I'll make a keyframe under the D, make a keyframe under the A, and you can make it as small as you think you need, or even rotate it, and if you want to do something like rotate the nose, for example, then again, make a keyframe in the same place, Create Classic Tween, Create Classic Tween and maybe do an Ease Out again and then Ease Out here, now we can move the nose just very slightly, very slightly.
And again, nothing stopping you from adding little custom movements here. If you wanted to bring the eyebrows down, for example, simply add more keyframes. Use Free Transform, hopefully the shapes will continue to behave. Let's squish them a little bit. (character speaking: I'm happy! But now I'm mad!) There we go! So that's the method, and as you can see, we break it down into two steps, first pass, we do the dialog, on the second pass I match the head to the mouth.
You could of course do the other way around. You could animate the head animating first and then add the mouth in. It really comes down to what workflow is going to work best for you. I like to begin with the mouth and workout, you might want to animate the entire body, then animate the head, then animate the mouth. I am not trying to encourage you to do one or the other, but I find this is a good approach for me, as you can see, it's a very nice squishy plastic feeling, and other things can be added, for example, if you could articulate the jaw here on this like really wide open motion there.

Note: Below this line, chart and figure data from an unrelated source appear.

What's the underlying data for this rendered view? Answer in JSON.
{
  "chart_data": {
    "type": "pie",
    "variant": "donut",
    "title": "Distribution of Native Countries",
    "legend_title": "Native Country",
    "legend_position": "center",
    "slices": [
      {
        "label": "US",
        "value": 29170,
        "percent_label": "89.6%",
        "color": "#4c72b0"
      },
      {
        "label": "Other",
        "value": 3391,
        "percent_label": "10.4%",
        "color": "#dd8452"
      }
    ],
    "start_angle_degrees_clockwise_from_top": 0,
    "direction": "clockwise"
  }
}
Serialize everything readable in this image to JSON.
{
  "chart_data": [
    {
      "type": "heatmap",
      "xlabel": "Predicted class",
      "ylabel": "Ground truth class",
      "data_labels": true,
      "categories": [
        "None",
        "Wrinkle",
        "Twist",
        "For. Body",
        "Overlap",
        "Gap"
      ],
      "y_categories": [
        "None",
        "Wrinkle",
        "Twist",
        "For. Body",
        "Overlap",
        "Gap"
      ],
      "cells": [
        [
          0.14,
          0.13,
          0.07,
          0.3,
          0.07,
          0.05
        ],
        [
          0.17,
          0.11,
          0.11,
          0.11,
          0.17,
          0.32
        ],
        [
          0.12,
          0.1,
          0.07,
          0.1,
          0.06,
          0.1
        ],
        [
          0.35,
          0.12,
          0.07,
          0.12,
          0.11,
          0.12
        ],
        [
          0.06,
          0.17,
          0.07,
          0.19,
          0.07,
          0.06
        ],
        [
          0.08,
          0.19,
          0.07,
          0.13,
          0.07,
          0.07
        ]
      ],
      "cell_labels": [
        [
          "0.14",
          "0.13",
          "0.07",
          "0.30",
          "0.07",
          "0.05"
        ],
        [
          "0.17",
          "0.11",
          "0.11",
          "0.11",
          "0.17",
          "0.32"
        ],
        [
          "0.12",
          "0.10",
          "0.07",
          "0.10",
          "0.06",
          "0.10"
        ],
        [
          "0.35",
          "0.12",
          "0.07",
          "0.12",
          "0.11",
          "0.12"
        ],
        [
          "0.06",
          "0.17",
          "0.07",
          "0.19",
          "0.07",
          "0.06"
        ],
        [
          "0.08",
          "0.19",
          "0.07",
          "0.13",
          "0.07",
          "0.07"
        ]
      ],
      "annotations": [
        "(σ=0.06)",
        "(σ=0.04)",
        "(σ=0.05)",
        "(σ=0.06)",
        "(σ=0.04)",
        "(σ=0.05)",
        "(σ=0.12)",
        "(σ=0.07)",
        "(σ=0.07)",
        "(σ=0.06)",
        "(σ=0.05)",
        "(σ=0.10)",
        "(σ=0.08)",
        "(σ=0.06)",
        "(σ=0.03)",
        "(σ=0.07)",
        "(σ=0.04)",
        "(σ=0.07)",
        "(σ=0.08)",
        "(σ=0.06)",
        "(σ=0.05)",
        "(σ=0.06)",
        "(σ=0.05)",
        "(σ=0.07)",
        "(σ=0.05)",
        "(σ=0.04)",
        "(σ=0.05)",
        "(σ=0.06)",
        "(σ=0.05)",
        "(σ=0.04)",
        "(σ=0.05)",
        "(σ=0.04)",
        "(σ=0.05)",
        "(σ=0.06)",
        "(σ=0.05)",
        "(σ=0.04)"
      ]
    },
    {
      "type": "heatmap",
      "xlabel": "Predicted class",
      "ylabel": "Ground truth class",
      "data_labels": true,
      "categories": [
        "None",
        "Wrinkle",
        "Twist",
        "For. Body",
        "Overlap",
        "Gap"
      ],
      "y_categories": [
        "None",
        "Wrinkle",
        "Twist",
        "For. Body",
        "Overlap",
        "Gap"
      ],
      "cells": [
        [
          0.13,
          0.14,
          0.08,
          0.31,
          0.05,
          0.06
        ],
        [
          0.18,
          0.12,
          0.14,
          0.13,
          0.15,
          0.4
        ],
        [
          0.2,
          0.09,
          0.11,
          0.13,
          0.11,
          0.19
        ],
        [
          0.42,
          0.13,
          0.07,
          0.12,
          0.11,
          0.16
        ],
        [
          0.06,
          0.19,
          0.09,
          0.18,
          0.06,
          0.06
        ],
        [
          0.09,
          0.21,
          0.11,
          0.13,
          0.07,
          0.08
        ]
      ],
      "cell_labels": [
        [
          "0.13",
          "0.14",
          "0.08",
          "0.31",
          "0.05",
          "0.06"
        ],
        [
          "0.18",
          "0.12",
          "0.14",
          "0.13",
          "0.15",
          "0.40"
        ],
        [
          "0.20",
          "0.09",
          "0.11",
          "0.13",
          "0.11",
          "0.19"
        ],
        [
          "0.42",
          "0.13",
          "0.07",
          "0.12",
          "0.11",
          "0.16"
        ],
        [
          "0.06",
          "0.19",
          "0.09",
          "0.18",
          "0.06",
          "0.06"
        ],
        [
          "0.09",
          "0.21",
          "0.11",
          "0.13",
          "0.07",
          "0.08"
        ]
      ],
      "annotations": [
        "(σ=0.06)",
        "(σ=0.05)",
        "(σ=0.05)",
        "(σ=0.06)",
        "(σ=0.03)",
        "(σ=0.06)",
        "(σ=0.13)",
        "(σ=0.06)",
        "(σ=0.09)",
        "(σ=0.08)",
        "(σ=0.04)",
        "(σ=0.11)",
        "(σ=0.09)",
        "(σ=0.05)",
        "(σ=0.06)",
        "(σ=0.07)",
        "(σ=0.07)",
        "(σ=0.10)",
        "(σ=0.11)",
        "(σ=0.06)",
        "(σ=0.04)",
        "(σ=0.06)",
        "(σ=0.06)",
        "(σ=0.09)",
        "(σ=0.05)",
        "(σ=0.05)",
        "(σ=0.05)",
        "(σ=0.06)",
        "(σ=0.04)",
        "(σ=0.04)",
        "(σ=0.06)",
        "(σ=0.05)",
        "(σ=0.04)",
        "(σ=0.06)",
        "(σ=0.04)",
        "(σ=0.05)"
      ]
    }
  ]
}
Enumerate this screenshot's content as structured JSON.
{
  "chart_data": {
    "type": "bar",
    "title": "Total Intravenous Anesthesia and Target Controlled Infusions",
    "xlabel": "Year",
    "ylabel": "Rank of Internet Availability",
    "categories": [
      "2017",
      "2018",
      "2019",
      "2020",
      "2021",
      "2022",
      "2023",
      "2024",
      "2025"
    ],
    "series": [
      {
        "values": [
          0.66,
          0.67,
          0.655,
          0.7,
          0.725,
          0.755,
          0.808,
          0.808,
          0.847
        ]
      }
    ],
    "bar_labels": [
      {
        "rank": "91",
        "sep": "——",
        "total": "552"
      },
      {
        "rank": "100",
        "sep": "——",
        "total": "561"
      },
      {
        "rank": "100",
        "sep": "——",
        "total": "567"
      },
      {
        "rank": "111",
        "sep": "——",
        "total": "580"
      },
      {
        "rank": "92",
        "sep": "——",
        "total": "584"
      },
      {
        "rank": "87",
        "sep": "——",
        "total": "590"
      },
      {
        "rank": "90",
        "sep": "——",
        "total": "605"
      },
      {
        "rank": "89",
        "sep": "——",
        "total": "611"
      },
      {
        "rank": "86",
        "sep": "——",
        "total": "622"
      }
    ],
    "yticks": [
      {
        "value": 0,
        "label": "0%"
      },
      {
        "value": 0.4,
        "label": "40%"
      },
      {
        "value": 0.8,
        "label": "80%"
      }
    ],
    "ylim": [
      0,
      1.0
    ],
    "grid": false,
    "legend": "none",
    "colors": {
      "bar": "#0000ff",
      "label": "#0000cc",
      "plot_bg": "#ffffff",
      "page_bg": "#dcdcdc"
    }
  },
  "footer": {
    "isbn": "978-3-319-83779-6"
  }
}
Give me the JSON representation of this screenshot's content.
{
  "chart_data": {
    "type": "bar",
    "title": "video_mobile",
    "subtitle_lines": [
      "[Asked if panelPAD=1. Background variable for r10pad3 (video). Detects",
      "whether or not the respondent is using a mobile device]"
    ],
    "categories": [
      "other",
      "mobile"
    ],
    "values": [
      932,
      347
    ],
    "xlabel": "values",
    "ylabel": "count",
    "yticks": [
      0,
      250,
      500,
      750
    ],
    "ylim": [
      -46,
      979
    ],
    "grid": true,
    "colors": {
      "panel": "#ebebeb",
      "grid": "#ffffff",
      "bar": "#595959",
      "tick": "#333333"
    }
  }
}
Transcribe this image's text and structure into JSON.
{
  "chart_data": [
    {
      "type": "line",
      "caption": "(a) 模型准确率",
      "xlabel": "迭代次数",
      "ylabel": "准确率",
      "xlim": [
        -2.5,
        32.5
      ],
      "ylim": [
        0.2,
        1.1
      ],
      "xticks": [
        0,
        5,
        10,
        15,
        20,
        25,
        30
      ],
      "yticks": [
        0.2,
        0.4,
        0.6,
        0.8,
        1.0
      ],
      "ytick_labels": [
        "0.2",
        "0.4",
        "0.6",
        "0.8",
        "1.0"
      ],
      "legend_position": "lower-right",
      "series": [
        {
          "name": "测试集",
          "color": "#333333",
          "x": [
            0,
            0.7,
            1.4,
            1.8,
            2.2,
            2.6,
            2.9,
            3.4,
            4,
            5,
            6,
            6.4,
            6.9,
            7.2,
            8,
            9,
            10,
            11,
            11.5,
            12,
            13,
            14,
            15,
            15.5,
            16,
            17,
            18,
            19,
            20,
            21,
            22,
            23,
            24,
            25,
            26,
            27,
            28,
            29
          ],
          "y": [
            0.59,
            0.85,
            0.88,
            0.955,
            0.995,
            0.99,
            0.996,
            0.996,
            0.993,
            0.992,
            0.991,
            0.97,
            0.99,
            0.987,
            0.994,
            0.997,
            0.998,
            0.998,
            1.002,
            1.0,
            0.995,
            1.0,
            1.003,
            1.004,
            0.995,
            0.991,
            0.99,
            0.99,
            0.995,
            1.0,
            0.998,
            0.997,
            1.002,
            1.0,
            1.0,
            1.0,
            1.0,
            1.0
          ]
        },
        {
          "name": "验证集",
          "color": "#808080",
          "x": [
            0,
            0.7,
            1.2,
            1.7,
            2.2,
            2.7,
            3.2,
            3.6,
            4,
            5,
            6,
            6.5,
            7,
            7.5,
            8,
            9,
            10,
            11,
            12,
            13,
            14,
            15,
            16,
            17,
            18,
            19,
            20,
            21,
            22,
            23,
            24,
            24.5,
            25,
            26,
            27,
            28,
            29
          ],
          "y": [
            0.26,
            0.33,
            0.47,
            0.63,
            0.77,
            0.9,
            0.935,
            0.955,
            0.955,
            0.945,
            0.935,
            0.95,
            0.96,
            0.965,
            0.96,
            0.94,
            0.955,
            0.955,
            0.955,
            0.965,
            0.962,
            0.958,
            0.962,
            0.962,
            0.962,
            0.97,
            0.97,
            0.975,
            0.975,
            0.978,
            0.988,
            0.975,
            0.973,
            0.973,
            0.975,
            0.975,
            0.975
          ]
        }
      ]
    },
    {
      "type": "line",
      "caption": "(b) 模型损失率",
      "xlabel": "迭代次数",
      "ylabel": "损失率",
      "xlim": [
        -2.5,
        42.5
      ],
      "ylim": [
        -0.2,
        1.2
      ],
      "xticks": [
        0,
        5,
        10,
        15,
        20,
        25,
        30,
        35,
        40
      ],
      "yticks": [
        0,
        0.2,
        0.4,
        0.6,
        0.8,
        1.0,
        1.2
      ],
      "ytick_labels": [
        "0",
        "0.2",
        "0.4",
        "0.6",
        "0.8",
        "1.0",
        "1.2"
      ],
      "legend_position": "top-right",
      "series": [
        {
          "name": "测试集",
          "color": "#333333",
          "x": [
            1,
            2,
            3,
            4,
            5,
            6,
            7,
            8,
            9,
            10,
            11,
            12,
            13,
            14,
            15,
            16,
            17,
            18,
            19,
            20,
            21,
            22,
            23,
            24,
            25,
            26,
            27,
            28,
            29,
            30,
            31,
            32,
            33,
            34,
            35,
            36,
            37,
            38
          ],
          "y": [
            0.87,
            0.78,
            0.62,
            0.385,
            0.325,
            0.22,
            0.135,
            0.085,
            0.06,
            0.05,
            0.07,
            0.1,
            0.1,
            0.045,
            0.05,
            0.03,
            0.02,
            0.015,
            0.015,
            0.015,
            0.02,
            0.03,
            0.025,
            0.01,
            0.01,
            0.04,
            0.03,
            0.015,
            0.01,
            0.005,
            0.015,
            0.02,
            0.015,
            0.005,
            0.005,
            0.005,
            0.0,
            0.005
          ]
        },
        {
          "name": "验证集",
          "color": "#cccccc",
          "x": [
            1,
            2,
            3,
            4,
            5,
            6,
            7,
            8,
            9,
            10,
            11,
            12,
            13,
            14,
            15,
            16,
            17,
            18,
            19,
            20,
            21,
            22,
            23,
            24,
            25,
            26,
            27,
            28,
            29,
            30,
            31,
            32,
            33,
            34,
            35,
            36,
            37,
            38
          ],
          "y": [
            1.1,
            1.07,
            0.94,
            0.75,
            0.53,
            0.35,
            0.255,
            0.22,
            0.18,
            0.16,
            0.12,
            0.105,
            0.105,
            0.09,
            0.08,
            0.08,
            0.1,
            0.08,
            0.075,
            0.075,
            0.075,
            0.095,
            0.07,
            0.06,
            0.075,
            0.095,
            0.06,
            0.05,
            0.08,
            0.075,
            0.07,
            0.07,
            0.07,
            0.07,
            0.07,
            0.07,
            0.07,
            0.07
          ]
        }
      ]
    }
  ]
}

There is really no end to this, you could keep going, adding more and more subtlety and more and more animation to it. So, as you can see, it's possible to use this system to animate rich lifelike characters very, very quickly. Imagine how long it would have taken me to animate this scene from scratch. It would have required hours, and instead, I was able to put it together in just minutes. So this is the payoff for all the really hard work that we did at the beginning of the course. This is a very flexible powerful way to animate, and I think it's pretty amazing.